Encouraging Young Leaders and Ditching the "B" Word
- Ally Miller
- Feb 25, 2020
- 2 min read
Updated: Feb 28, 2020

When I was about six, some boy in my kindergarten class wrote a "sweet" letter on a valentine that, despite the intention, scarred me for years. Now get ready for this one...it's a heartbreaker. It said, and I quote, "You're nice even though you're bossy." Huh. Ouch.
Truthfully, at the time, I don't think I cared very much but as I stumbled through the next five years of elementary school, I kept hearing that rude "b" word time and time again and the more I heard it the more I thought about it.
Eventually, the little girl who would make up the class game at recess or raise her hand first to answer a question stopped speaking up in front of her peers for fear of being "that girl."
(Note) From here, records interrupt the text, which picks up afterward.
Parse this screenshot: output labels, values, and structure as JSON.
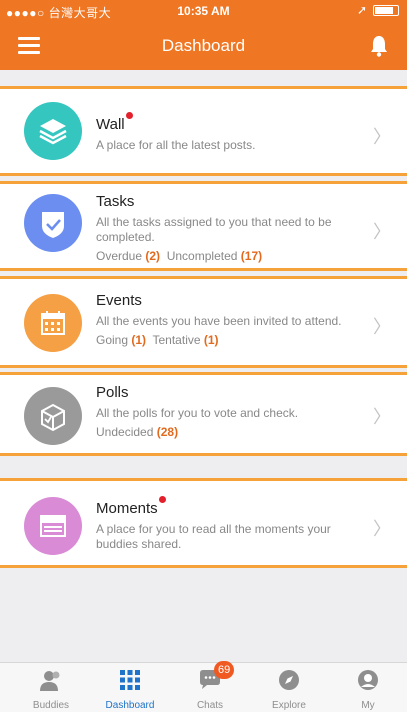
{
  "status_bar": {
    "carrier": "●●●●○ 台灣大哥大",
    "time": "10:35 AM",
    "location_glyph": "➚"
  },
  "header": {
    "title": "Dashboard",
    "menu_icon": "menu-icon",
    "bell_icon": "bell-icon"
  },
  "colors": {
    "header": "#ef7622",
    "highlight_border": "#f5a23a",
    "accent_number": "#e26a1e",
    "active_tab": "#1f73c9"
  },
  "cards": [
    {
      "name": "Wall",
      "has_dot": true,
      "desc": "A place for all the latest posts.",
      "icon": "layers-icon",
      "icon_color": "#35c6bf"
    },
    {
      "name": "Tasks",
      "has_dot": false,
      "desc": "All the tasks assigned to you that need to be completed.",
      "meta_a_label": "Overdue",
      "meta_a_value": "(2)",
      "meta_b_label": "Uncompleted",
      "meta_b_value": "(17)",
      "icon": "shield-check-icon",
      "icon_color": "#6b8ef0"
    },
    {
      "name": "Events",
      "has_dot": false,
      "desc": "All the events you have been invited to attend.",
      "meta_a_label": "Going",
      "meta_a_value": "(1)",
      "meta_b_label": "Tentative",
      "meta_b_value": "(1)",
      "icon": "calendar-icon",
      "icon_color": "#f5a044"
    },
    {
      "name": "Polls",
      "has_dot": false,
      "desc": "All the polls for you to vote and check.",
      "meta_a_label": "Undecided",
      "meta_a_value": "(28)",
      "icon": "ballot-box-icon",
      "icon_color": "#9a9a9a"
    },
    {
      "name": "Moments",
      "has_dot": true,
      "desc": "A place for you to read all the moments your buddies shared.",
      "icon": "moments-icon",
      "icon_color": "#d98bd6"
    }
  ],
  "tabs": [
    {
      "label": "Buddies",
      "icon": "buddies-icon"
    },
    {
      "label": "Dashboard",
      "icon": "dashboard-grid-icon",
      "active": true
    },
    {
      "label": "Chats",
      "icon": "chat-icon",
      "badge": "69"
    },
    {
      "label": "Explore",
      "icon": "compass-icon"
    },
    {
      "label": "My",
      "icon": "profile-icon"
    }
  ]
}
Now if you're thinking, "okay, I get her point but that's a little dramatic," you're probably right (me, dramatic, NOOO) but the central message is still there. Whether you want to admit it or not, little boys that take charge are "leaders" while the little girls doing the same thing are "bossy."
Sheryl Sandberg said it best in her AMAZING book, Lean In. She expressed her hopes for the future by saying;
"I want every little girl who's told she's bossy, to be told instead she has leadership skills."